Der Eigentumsvorbehalt

 

 

 

Der Eigentumsvorbehalt ist eine wichtige Form der Sicherung von Forderungen aus Warenlieferungen
(=Mittel der Kreditsicherung).

 

 

I. Durch den Eigentumsvorbehalt wird der Käufer zunächst lediglich Besitzer der Sache, Eigentümer bleibt der Verkäufer bis zur vollständigen Bezahlung des Kaufpreises (§449 BGB); man spricht vom einfachen Eigentumsvorbehalt.
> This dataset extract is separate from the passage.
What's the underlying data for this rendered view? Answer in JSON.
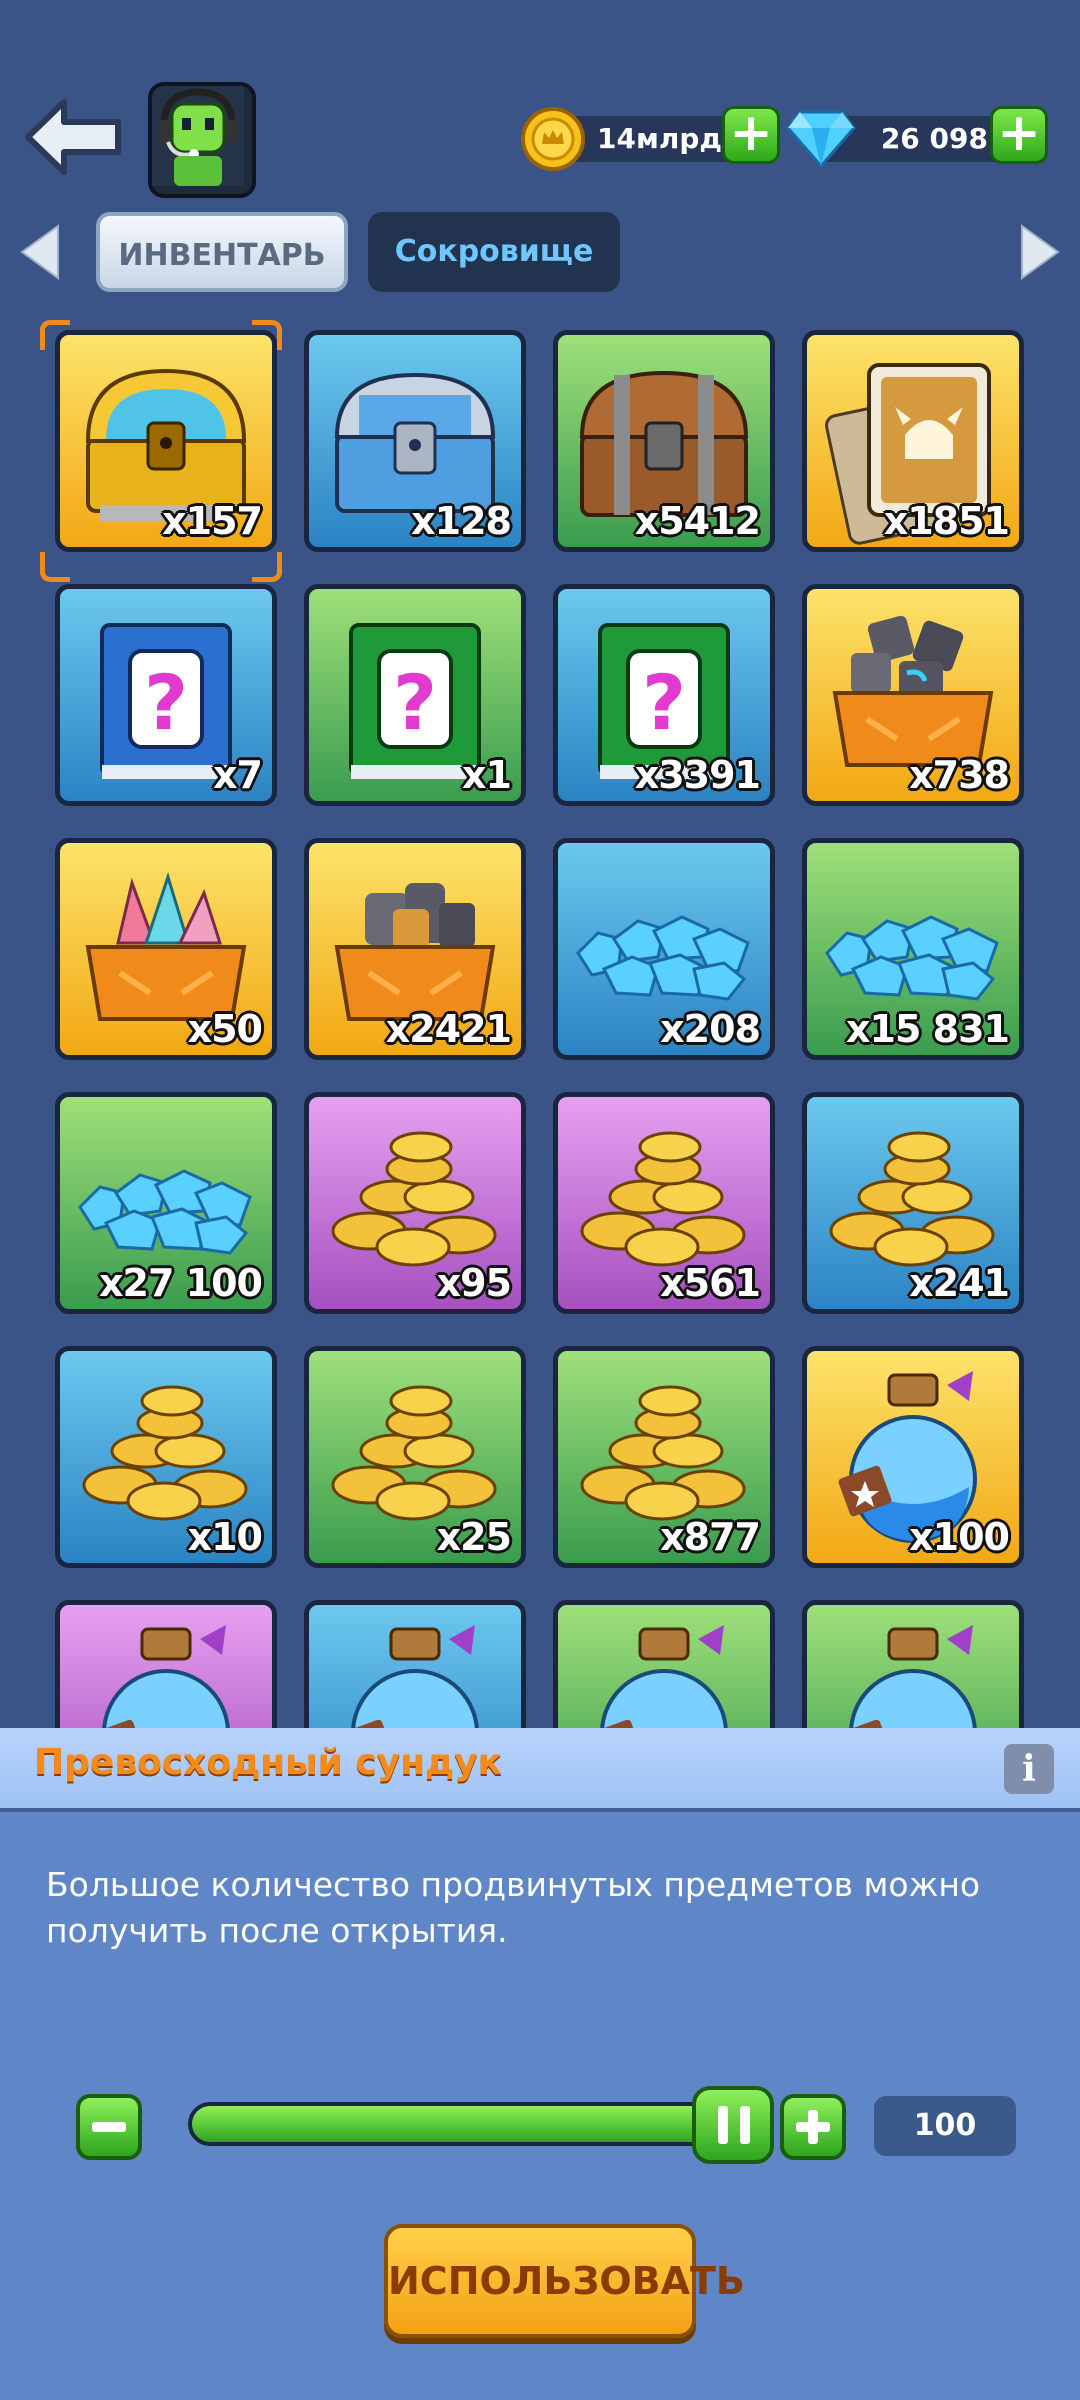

Der zwischen Käufer und Verkäufer formlos vereinbarte Eigentumsvorbehalt bringt dem Verkäufer den Vorteil, dass er

  • die Ware zurücknehmen kann, falls der Kunde den Kaufpreis nicht bezahlt,
  • die Freigabe der Ware verlangen kann, falls sie durch den Gerichtsvollzieher gepfändet wird
  • die Ware aus der Insolvenzmasse aussondern lassen kann, sollte gegen den Käufer ein Insolvenzverfahren eingeleitet worden sein (§ 47 InsO).

Der Eigentumsvorbehalt erlischt bei vollständiger Bezahlung des Kaufpreises.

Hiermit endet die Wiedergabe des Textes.